In Between and Everywhere All At Once
Driving through the mountains this week during Fall Break, I’ve been thinking about the feeling that comes when you’re somewhere in between—when you’re standing in two spaces at once and somehow fully in both.
In schools, that feeling never really goes away. You’re always aware of time moving in two directions—especially in leadership. There’s the day-to-day: the questions that need answering, the conversations that can’t wait, the decisions that shape the next hour more than the next year. And then there’s the longer view: the next board meeting, the rest of the year, the version of the school you’re trying to build.
Most days, at least for me, it’s this constant back-and-forth between those two ways of keeping time.
Maybe that’s why fall feels so familiar. It’s both the beginning of the end of one kind of year—the traditional calendar year—and the end of the beginning of the school year. Things settle a little, the air changes, but there’s still something humming underneath it all.
Most people live in that in-between space—not just in schools, but in life. It often feels like we’re all waiting on something: the next job, the baby, the house, the person, the thing that feels like the next step. We talk a lot about being present, about not living for the weekend or the next break, but those markers matter too. They give shape to time.

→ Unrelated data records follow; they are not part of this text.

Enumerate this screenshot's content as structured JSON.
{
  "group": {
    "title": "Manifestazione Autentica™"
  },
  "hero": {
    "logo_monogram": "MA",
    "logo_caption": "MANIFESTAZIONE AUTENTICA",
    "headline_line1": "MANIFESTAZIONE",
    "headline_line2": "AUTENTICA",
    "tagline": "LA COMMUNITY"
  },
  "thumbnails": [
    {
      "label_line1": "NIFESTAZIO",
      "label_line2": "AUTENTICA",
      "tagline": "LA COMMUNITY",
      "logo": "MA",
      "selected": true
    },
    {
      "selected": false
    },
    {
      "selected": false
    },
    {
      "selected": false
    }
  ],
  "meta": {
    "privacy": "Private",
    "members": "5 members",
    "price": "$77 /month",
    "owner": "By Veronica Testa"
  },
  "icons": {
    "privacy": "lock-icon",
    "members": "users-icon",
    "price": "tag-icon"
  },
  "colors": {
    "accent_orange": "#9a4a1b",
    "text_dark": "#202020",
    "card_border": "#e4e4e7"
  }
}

I don’t always do this well—staying present while also thinking ahead—but I find myself thinking about it often. Maybe that’s part of it: the noticing, the trying, the awareness itself.
So maybe the real work is figuring out how to live in both. To hold the anticipation and the enough-ness at the same time. To notice the peace that comes when you’re right in the middle of it all—not quite here, not quite there, but somehow fully in both.